My size was average. Average for a Spaniard, sure. But average nonetheless. I was five foot three—almost four, thank you very much.
Rosie’s green eyes were back on me. “So, Aaron has work, and he would appreciate—”
“If—” I stopped myself when I heard the word sounding high-pitched and squeaky. I cleared my throat and tried again. “If he is so busy, then please tell him to feel free to spare me. He can go back to his office and resume whatever workaholic activities he had shockingly paused to stick his nose in something that does not concern him.”

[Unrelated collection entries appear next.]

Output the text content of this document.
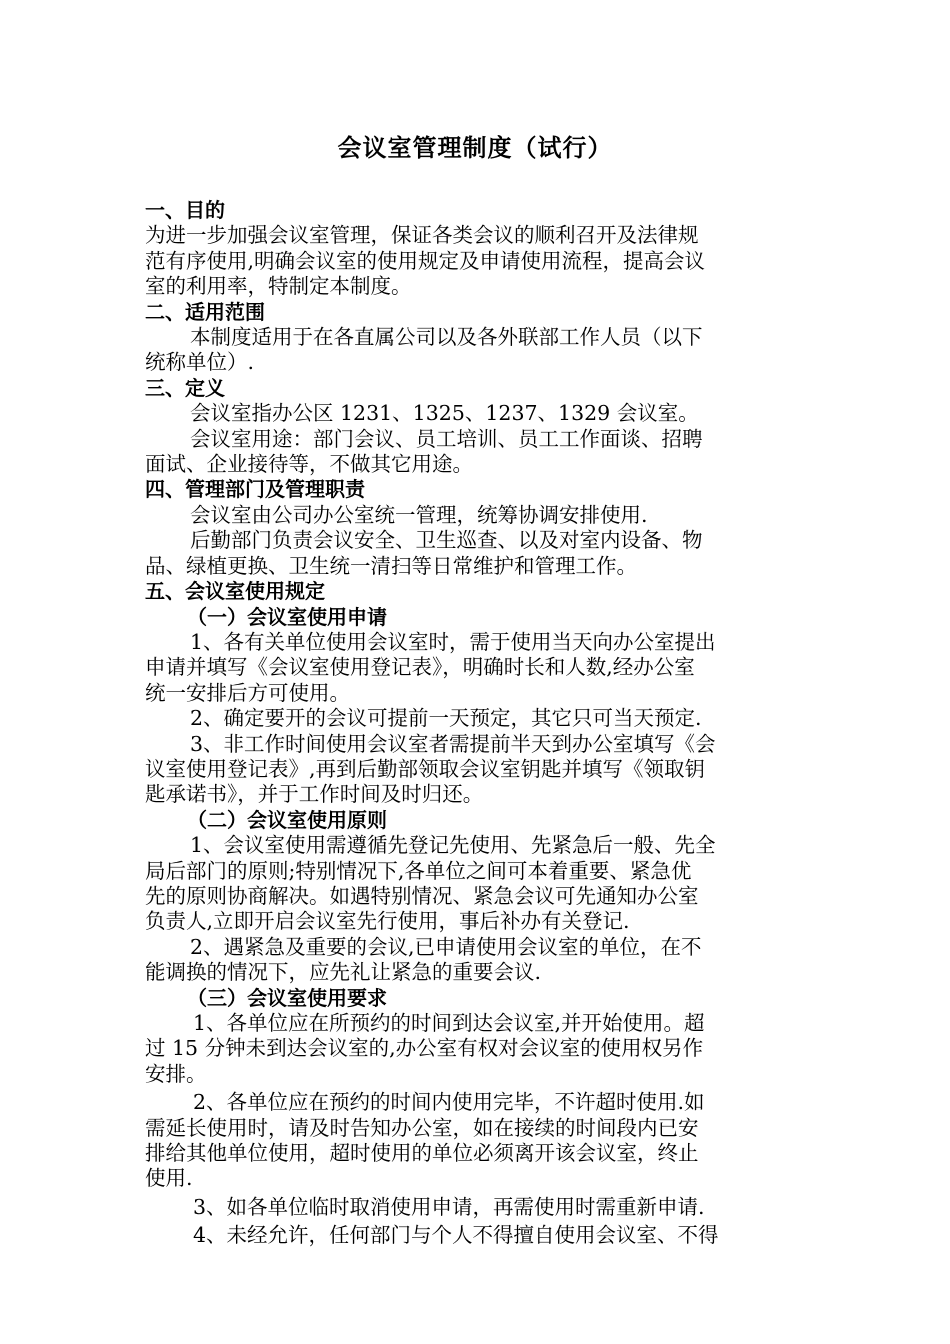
会议室管理制度（试行）
一、目的
为进一步加强会议室管理，保证各类会议的顺利召开及法律规
范有序使用,明确会议室的使用规定及申请使用流程，提高会议
室的利用率，特制定本制度。
二、适用范围
本制度适用于在各直属公司以及各外联部工作人员（以下
统称单位）.
三、定义
会议室指办公区 1231、1325、1237、1329 会议室。
会议室用途：部门会议、员工培训、员工工作面谈、招聘
面试、企业接待等，不做其它用途。
四、管理部门及管理职责
会议室由公司办公室统一管理，统筹协调安排使用.
后勤部门负责会议安全、卫生巡查、以及对室内设备、物
品、绿植更换、卫生统一清扫等日常维护和管理工作。
五、会议室使用规定
（一）会议室使用申请
1、各有关单位使用会议室时，需于使用当天向办公室提出
申请并填写《会议室使用登记表》，明确时长和人数,经办公室
统一安排后方可使用。
2、确定要开的会议可提前一天预定，其它只可当天预定.
3、非工作时间使用会议室者需提前半天到办公室填写《会
议室使用登记表》,再到后勤部领取会议室钥匙并填写《领取钥
匙承诺书》，并于工作时间及时归还。
（二）会议室使用原则
1、会议室使用需遵循先登记先使用、先紧急后一般、先全
局后部门的原则;特别情况下,各单位之间可本着重要、紧急优
先的原则协商解决。如遇特别情况、紧急会议可先通知办公室
负责人,立即开启会议室先行使用，事后补办有关登记.
2、遇紧急及重要的会议,已申请使用会议室的单位，在不
能调换的情况下，应先礼让紧急的重要会议.
（三）会议室使用要求
1、各单位应在所预约的时间到达会议室,并开始使用。超
过 15 分钟未到达会议室的,办公室有权对会议室的使用权另作
安排。
2、各单位应在预约的时间内使用完毕，不许超时使用.如
需延长使用时，请及时告知办公室，如在接续的时间段内已安
排给其他单位使用，超时使用的单位必须离开该会议室，终止
使用.
3、如各单位临时取消使用申请，再需使用时需重新申请.
4、未经允许，任何部门与个人不得擅自使用会议室、不得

I watched my friend’s mouth open, but the man behind me spoke before a sound could come out of her lips, “So, you heard what I said. My offer. Good.” A pause. In which I cursed under my breath. “Then, what’s your answer?”
Rosie’s face filled with shock one more time. My gaze remained on her, and I could picture how the dark brown in my eyes was turning to red with my growing exasperation.
My answer?What the hell was he even trying to accomplish? Was this a new, inventive way of playing with my head? My sanity?
“I have no idea what he’s talking about. I heard nothing,” I lied. “You can tell him that too.”